Pourtant, l’article voté à l’Assemblée Nationale modifie ce régime : « Au bout de ces 5 années, les exonérations s’arrêteront nettes », résume Victorin Gopkon, animateur d’une fédération francilienne d’entrepreneurs en zones urbaines sensibles, la Fifel ZUS. « Les chefs d’entreprises s’affolent. Ils n’avaient du tout prévu ça dans leur budget. Comment investir et embaucher dans ces conditions ? Sans compter le contexte économique… »

« S’installer dans des quartiers difficiles comporte certains risques, continue Claude Attias, président de la Fifel ZUS, si l’on enlève ces avantages, les entreprises installées – particulièrement les plus jeunes – seront en danger et les quartiers dans lesquelles elles se sont implantées également. » Lui qui travaille à Sevran-Beaudottes en sait quelque chose, la plupart des entreprises voisines ne se seraient jamais implantées sans incitations fiscales. Il faut bien compenser le manque de transports, la difficulté à trouver une main d’œuvre qualifiée ou encore les problèmes de sécurité, explique le président.

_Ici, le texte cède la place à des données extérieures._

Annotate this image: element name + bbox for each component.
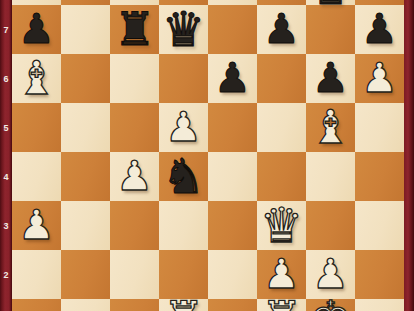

Cette diminution des exonérations ferait économiser 100 millions d’euros à l’État mais pour ces entrepreneurs, c’est un mauvais calcul. « Ils vont perdre bien plus si cet article n’est pas amendé, poursuit Claude Attias. Nous avons fait un petit sondage autour de nous et près de 30 % des gens risquent de fermer leur boîte dans les 5 prochaines années… sans compter les licenciements. »

« On leur a dit de faire des économies au gouvernement, alors un directeur de cabinet du fond de son bureau a dû penser aux ZFU, ironise-t-il, mais il ne faut pas oublier les banlieues au profit du national. La France est liée à ses banlieues, elles sont son vivier. » Et Victorin Gokpon de rappeler : « Une quinzaine de ZFU avaient été créées début 2006, juste après les émeutes. Une réponse aux violences urbaines, conclut-il, une preuve aussi qu’on savait que c’était efficace. »

Tous ces entrepreneurs ont interpellé les députés de leurs circonscriptions, parmi lesquels Eric Raoult (UMP) et Élisabeth Guigou (PS) qui ont promis de plaider leur cause auprès du gouvernement. La Chambre du Commerce et d’Industrie de Paris a déposé un amendement auprès du Sénat. Pour l’instant aucun résultat. Le débat au Sénat doit commencer à la fin du mois.